We had already been using Drupal for a number of tasks, including our public Web site, extranet, and a shared electronic resources purchasing system. As we continued to work with the system, it became obvious that we could use Drupal for almost anything we needed: shared department calendars, project management, bookmarks, knowledge base, and more. With a staff of three librarians, our system cannot become experts on many different Web applications. Drupal provides a stable and flexible platform upon which we can base our Web development.

The major project that we have been working on in Drupal is a next-generation library portal called Fish4Info. This site features a library catalog built in Drupal along with book reviews, pathfinders, an events calendar, and much more.


Who Is Drupal?

As with most successful open-source projects, Drupal's greatest asset is its community. Drupal was created by Dries Buytaert as a Web board on a shared dorm Internet connection, developed into the Web site drop.org, and finally distributed as an open-source Web platform.2 Through the development of Drupal 5 and much of Drupal 6, Dries continued his studies full-time as a PhD student in computer science, spending his days working on Java and his nights guiding the development of Drupal.3 Since graduation, Dries has found venture-capital funding and has formed Acquia to provide commercial support to the Drupal community, much as Red Hat provides support for Linux users.4

Unlike the larger-than-life personalities that dominate some open-source projects, Dries has acted more as a guide than a dictator.
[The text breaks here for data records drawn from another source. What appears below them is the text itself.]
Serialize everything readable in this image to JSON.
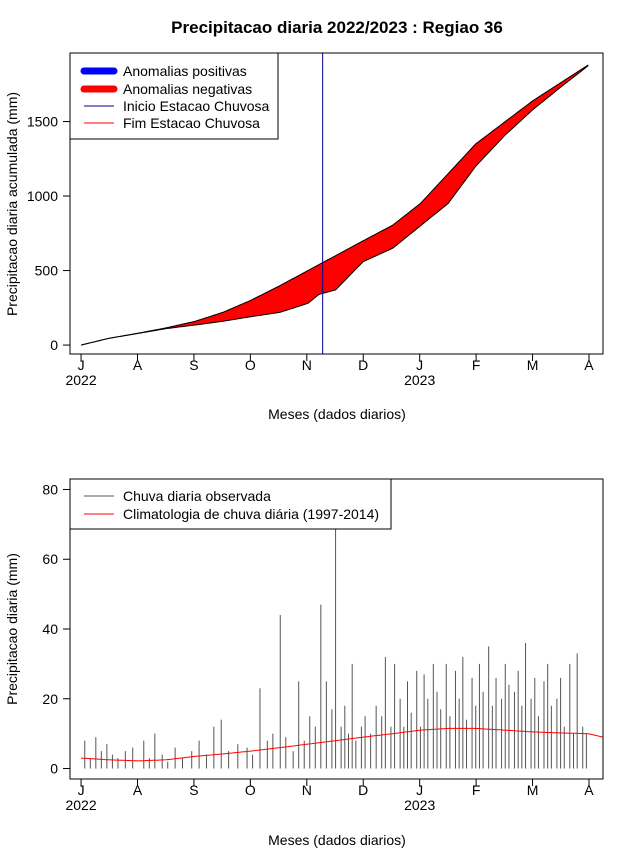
{
  "chart_data": [
    {
      "type": "area",
      "title": "Precipitacao diaria 2022/2023 : Regiao 36",
      "xlabel": "Meses (dados diarios)",
      "ylabel": "Precipitacao diaria acumulada (mm)",
      "month_ticks": [
        "J",
        "A",
        "S",
        "O",
        "N",
        "D",
        "J",
        "F",
        "M",
        "A"
      ],
      "year_labels": [
        "2022",
        "2023"
      ],
      "y_ticks": [
        0,
        500,
        1000,
        1500
      ],
      "ylim": [
        -60,
        1960
      ],
      "xlim_days": [
        -6,
        283
      ],
      "legend": [
        {
          "label": "Anomalias positivas",
          "color": "#0000ff",
          "style": "thick"
        },
        {
          "label": "Anomalias negativas",
          "color": "#ff0000",
          "style": "thick"
        },
        {
          "label": "Inicio Estacao Chuvosa",
          "color": "#00008b",
          "style": "thin"
        },
        {
          "label": "Fim Estacao Chuvosa",
          "color": "#ff0000",
          "style": "thin"
        }
      ],
      "rainy_season_start_day": 131,
      "series": [
        {
          "name": "Climatologia acumulada",
          "x_days": [
            0,
            15,
            31,
            46,
            62,
            77,
            92,
            108,
            123,
            138,
            153,
            169,
            184,
            199,
            214,
            230,
            245,
            260,
            275
          ],
          "values": [
            0,
            45,
            80,
            115,
            160,
            220,
            300,
            400,
            500,
            600,
            700,
            805,
            950,
            1150,
            1350,
            1500,
            1640,
            1760,
            1880
          ]
        },
        {
          "name": "Observado acumulado",
          "x_days": [
            0,
            15,
            31,
            46,
            62,
            77,
            92,
            108,
            123,
            129,
            135,
            138,
            153,
            169,
            184,
            199,
            214,
            230,
            245,
            260,
            275
          ],
          "values": [
            0,
            45,
            78,
            110,
            135,
            160,
            190,
            220,
            280,
            340,
            360,
            370,
            560,
            650,
            800,
            950,
            1200,
            1410,
            1580,
            1730,
            1875
          ]
        }
      ]
    },
    {
      "type": "bar",
      "xlabel": "Meses (dados diarios)",
      "ylabel": "Precipitacao diaria (mm)",
      "month_ticks": [
        "J",
        "A",
        "S",
        "O",
        "N",
        "D",
        "J",
        "F",
        "M",
        "A"
      ],
      "year_labels": [
        "2022",
        "2023"
      ],
      "y_ticks": [
        0,
        20,
        40,
        60,
        80
      ],
      "ylim": [
        -3,
        83
      ],
      "xlim_days": [
        -6,
        283
      ],
      "legend": [
        {
          "label": "Chuva diaria observada",
          "color": "#555555"
        },
        {
          "label": "Climatologia de chuva diária (1997-2014)",
          "color": "#ff0000"
        }
      ],
      "observed_rain": {
        "days": [
          2,
          5,
          8,
          11,
          14,
          17,
          20,
          24,
          28,
          34,
          37,
          40,
          44,
          47,
          51,
          55,
          60,
          64,
          68,
          72,
          76,
          80,
          85,
          90,
          93,
          97,
          101,
          104,
          108,
          111,
          115,
          118,
          121,
          124,
          127,
          130,
          133,
          136,
          138,
          141,
          143,
          145,
          147,
          149,
          152,
          154,
          157,
          160,
          163,
          165,
          168,
          170,
          173,
          175,
          177,
          179,
          182,
          184,
          186,
          188,
          191,
          193,
          195,
          198,
          200,
          203,
          205,
          207,
          209,
          212,
          214,
          216,
          218,
          221,
          223,
          225,
          228,
          230,
          232,
          235,
          237,
          239,
          241,
          244,
          246,
          248,
          251,
          253,
          255,
          258,
          260,
          262,
          265,
          267,
          269,
          272,
          274
        ],
        "values": [
          8,
          3,
          9,
          5,
          7,
          4,
          3,
          5,
          6,
          8,
          3,
          10,
          4,
          2,
          6,
          3,
          5,
          8,
          4,
          12,
          14,
          5,
          7,
          6,
          4,
          23,
          8,
          10,
          44,
          9,
          5,
          25,
          8,
          15,
          12,
          47,
          25,
          17,
          70,
          12,
          18,
          10,
          30,
          8,
          12,
          15,
          10,
          18,
          15,
          32,
          12,
          30,
          20,
          12,
          25,
          16,
          28,
          12,
          27,
          20,
          30,
          22,
          17,
          30,
          15,
          28,
          20,
          32,
          14,
          26,
          18,
          30,
          22,
          35,
          18,
          26,
          20,
          30,
          24,
          22,
          28,
          18,
          36,
          20,
          26,
          15,
          25,
          30,
          18,
          20,
          26,
          12,
          30,
          10,
          33,
          12,
          10
        ]
      },
      "climatology": {
        "x_days": [
          0,
          15,
          31,
          46,
          62,
          77,
          92,
          108,
          123,
          138,
          153,
          169,
          184,
          199,
          214,
          230,
          245,
          260,
          275,
          283
        ],
        "values": [
          3,
          2.5,
          2.2,
          2.5,
          3.5,
          4.2,
          5,
          6,
          7,
          8,
          9,
          10,
          11,
          11.5,
          11.5,
          11,
          10.5,
          10.2,
          10,
          9
        ]
      }
    }
  ]
}
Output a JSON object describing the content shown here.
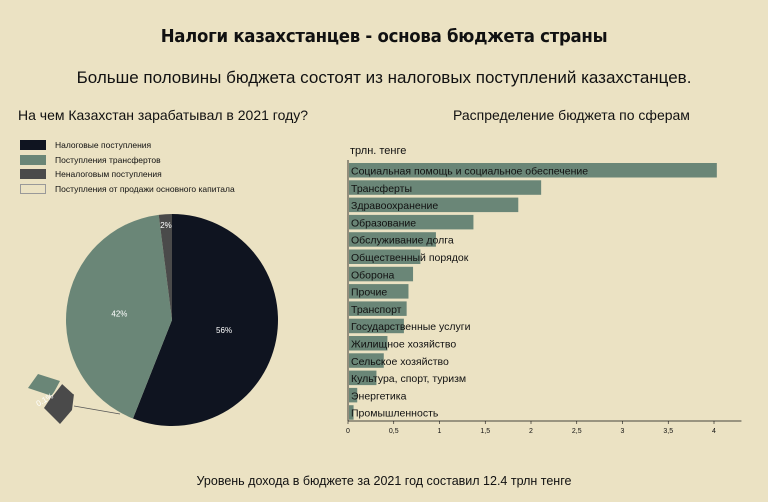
{
  "header": {
    "title": "Налоги казахстанцев - основа бюджета страны",
    "subtitle": "Больше половины бюджета состоят из налоговых поступлений казахстанцев.",
    "footer": "Уровень дохода в бюджете за 2021 год составил 12.4 трлн тенге"
  },
  "colors": {
    "background": "#ebe2c3",
    "tax": "#0f1420",
    "transfer": "#6a8677",
    "nontax": "#4a4a4a",
    "capital": "#ebe2c3",
    "bar": "#6a8677"
  },
  "chart_data": [
    {
      "type": "pie",
      "title": "На чем Казахстан зарабатывал в 2021 году?",
      "legend_position": "top-left",
      "slices": [
        {
          "name": "Налоговые поступления",
          "value": 56,
          "label": "56%",
          "color": "#0f1420"
        },
        {
          "name": "Поступления трансфертов",
          "value": 42,
          "label": "42%",
          "color": "#6a8677"
        },
        {
          "name": "Неналоговым поступления",
          "value": 2,
          "label": "2%",
          "color": "#4a4a4a"
        },
        {
          "name": "Поступления от продажи основного капитала",
          "value": 0,
          "label": "",
          "color": "#ebe2c3"
        }
      ],
      "breakout": {
        "slices": [
          {
            "label": "",
            "color": "#6a8677"
          },
          {
            "label": "0.1%",
            "color": "#4a4a4a"
          }
        ]
      }
    },
    {
      "type": "bar",
      "orientation": "horizontal",
      "title": "Распределение бюджета по сферам",
      "unit_label": "трлн. тенге",
      "categories": [
        "Социальная помощь и социальное обеспечение",
        "Трансферты",
        "Здравоохранение",
        "Образование",
        "Обслуживание долга",
        "Общественный порядок",
        "Оборона",
        "Прочие",
        "Транспорт",
        "Государственные услуги",
        "Жилищное  хозяйство",
        "Сельское хозяйство",
        "Культура, спорт, туризм",
        "Энергетика",
        "Промышленность"
      ],
      "values": [
        4.02,
        2.1,
        1.85,
        1.36,
        0.95,
        0.78,
        0.7,
        0.65,
        0.63,
        0.6,
        0.42,
        0.38,
        0.3,
        0.09,
        0.05
      ],
      "xlim": [
        0,
        4.3
      ],
      "xticks": [
        "0",
        "0,5",
        "1",
        "1,5",
        "2",
        "2,5",
        "3",
        "3,5",
        "4"
      ],
      "xtick_values": [
        0,
        0.5,
        1,
        1.5,
        2,
        2.5,
        3,
        3.5,
        4
      ],
      "grid": false
    }
  ]
}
He spends much of his time offering guidance, reviewing patches, and helping to settle debates. Perhaps this is because of the open nature of the Drupal community that Dries has fostered, but the success of Drupal is mostly due to the number of talented developers who contribute their work to help move the project forward. Most of the active developers in the Drupal project work as Web site developers and have a real stake in the growth of the project. By developing and sharing code, they make each other's work that much easier. But much of the development is done with a “scratch your own itch” mentality: projects are most often done when they are going to be used by the developers coding them. In addition, many of the new and cool features that get put into Drupal end up being invisible to the lay user and can be appreciated only by users who are themselves building Web sites.
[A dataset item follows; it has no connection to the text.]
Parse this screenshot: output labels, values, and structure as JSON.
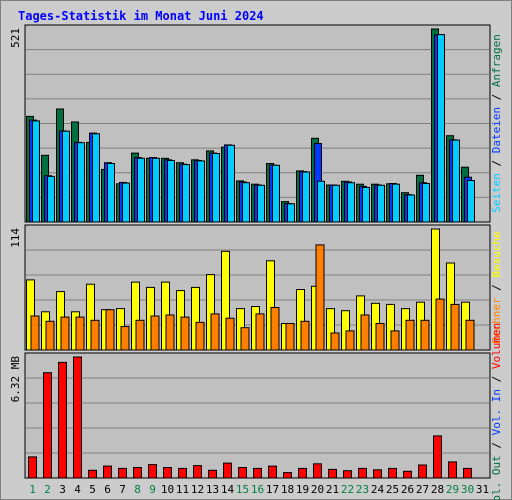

To counter the developer-centric current within the Drupal community, Jeff Robbins of Lullabot started the meme “Drupal Will Save the World,” which seeks to put an idealistic spin on Drupal development—the thought being that Drupal can provide a powerful activist platform for the disadvantaged.5 Drupal proved its worth as a community tool in 2004, when staffers in the Howard Dean campaign used Drupal to create DeanSpace, later named CivicSpace, which is widely used in the political realm for campaign sites. But to really save the world, Drupal needs to be more accessible to disadvantaged communities who do not have the technical background to build these Web sites. Along these same lines, the University of Minnesota Libraries stepped in to do formal usability testing on Drupal 6, seeking to greatly improve the usability of its interfaces.6

The result of the pairing of a strong development community with a focus on usability is a powerful framework that comes with a usable front-end CMS.


Notes
1. Andy Carvin, “New Federal Legislation Would Ban Online School Networks in Schools & Libraries,” www.pbs.org/teachers/learning.now/2006/05/new_federal_legislation_would_1.html (accessed Feb. 15, 2008).
2. Drupal, “History,” http://drupal.org/node/769 (accessed Feb. 15, 2008).
3. Lullabot, “Drupal Podcast No. 32: Dries Buytaert,” www.lullabot.com/audiocast/drupal_podcast_no_32_dries_buytaert (accessed Feb. 15, 2008).
4. Dries Buytaert, “A Drupal Startup,” http://acquia.com/node/8 (accessed Feb. 15, 2008).
5. Jeff Robbins, “How Drupal Will Save the World,” www.lullabot.com/articles/how_drupal_will_save_world (accessed Feb. 15, 2008).